23 Ama Davut, “Hayır, kardeşlerim!” dedi, “RAB'bin bize verdikleri konusunda böyle davranamayız! O bizi korudu ve bize saldıran akıncıları elimize teslim etti.
Y David dijo: No hagáis eso, hermanos míos, de lo que Jehová nos ha dado: el cual nos ha guardado, y ha entregado en nuestras manos el ejército, que vino sobre nosotros.
24 Sizin bu söylediklerinizi kim kabul eder? Savaşa gidenle eşyanın yanında kalanın payı aynıdır. Her şey eşit paylaşılacak!”
Porque ¿quién os escuchará en este caso? Porque igual parte ha de ser la de los que vienen a la batalla, y la de los que quedan al bagaje: que partan juntamente.
25 O günden sonra Davut bunu İsrail için bugüne dek geçerli bir kural ve ilke haline getirdi.
Y desde aquel día en adelante fue esto puesto por ley y ordenanza en Israel hasta hoy.
26 Davut Ziklak'a dönünce, dostları olan Yahuda ileri gelenlerine yağma mallardan göndererek, “İşte RAB'bin düşmanlarından yağmalanan mallardan size bir armağan” dedi.
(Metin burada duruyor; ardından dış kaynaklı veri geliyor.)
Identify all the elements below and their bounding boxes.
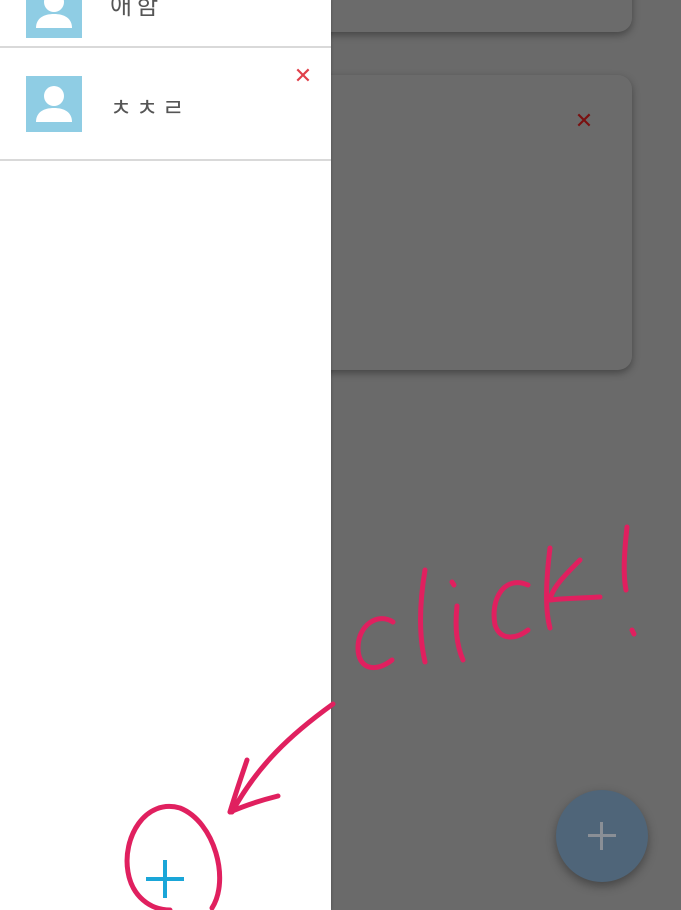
drawer: 애함 ㅊㅊㄹ ✕ [0,0,331,910]
person-icon [26,0,82,38]
card-close-icon[interactable]: ✕ [572,110,596,134]
drawer-item-label: ㅊㅊㄹ [110,94,189,122]
add-fab-button[interactable] [556,790,648,882]
background-card [300,0,632,32]
person-icon [26,76,82,132]
drawer-item-label: 애함 [110,0,163,20]
add-item-button[interactable] [146,860,184,898]
plus-icon [588,822,616,850]
drawer-item[interactable]: ㅊㅊㄹ ✕ [0,48,331,161]
close-icon[interactable]: ✕ [292,66,314,88]
drawer-item[interactable]: 애함 [0,0,331,48]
Y como David llego a Siceleg, envió de la presa a los ancianos de Judá sus amigos, diciendo: Veis aquí bendición para vosotros de la presa de los enemigos de Jehová.
27 Sonra Beytel, Negev'deki Ramot, Yattir,
A los que estaban en Bet-el, y en Ramot al mediodía: y a los que estaban en Geter:
28 Aroer, Sifmot, Eştemoa,
Y a los que estaban en Aroer, y en Sefamot: y a los que estaban en Estamo:
29 Rakal, Yerahmeelliler'in, Kenliler'in kentlerinde,
Y a los que estaban en Racal: y a los que estaban en las ciudades de Jerameel: y a los que estaban en las ciudades del Cineo:
30 Horma, Bor-Aşan, Atak,
Y a los que estaban en Jorma: y a los que estaban en Corasán: y a los que estaban en Atac:
31 Hevron'da oturanlara ve adamlarıyla birlikte sık sık uğradığı yerlerin tümüne yağmalanan mallardan gönderdi.
Y a los que estaban en Hebrón, y en todos los lugares donde David había estado con los suyos.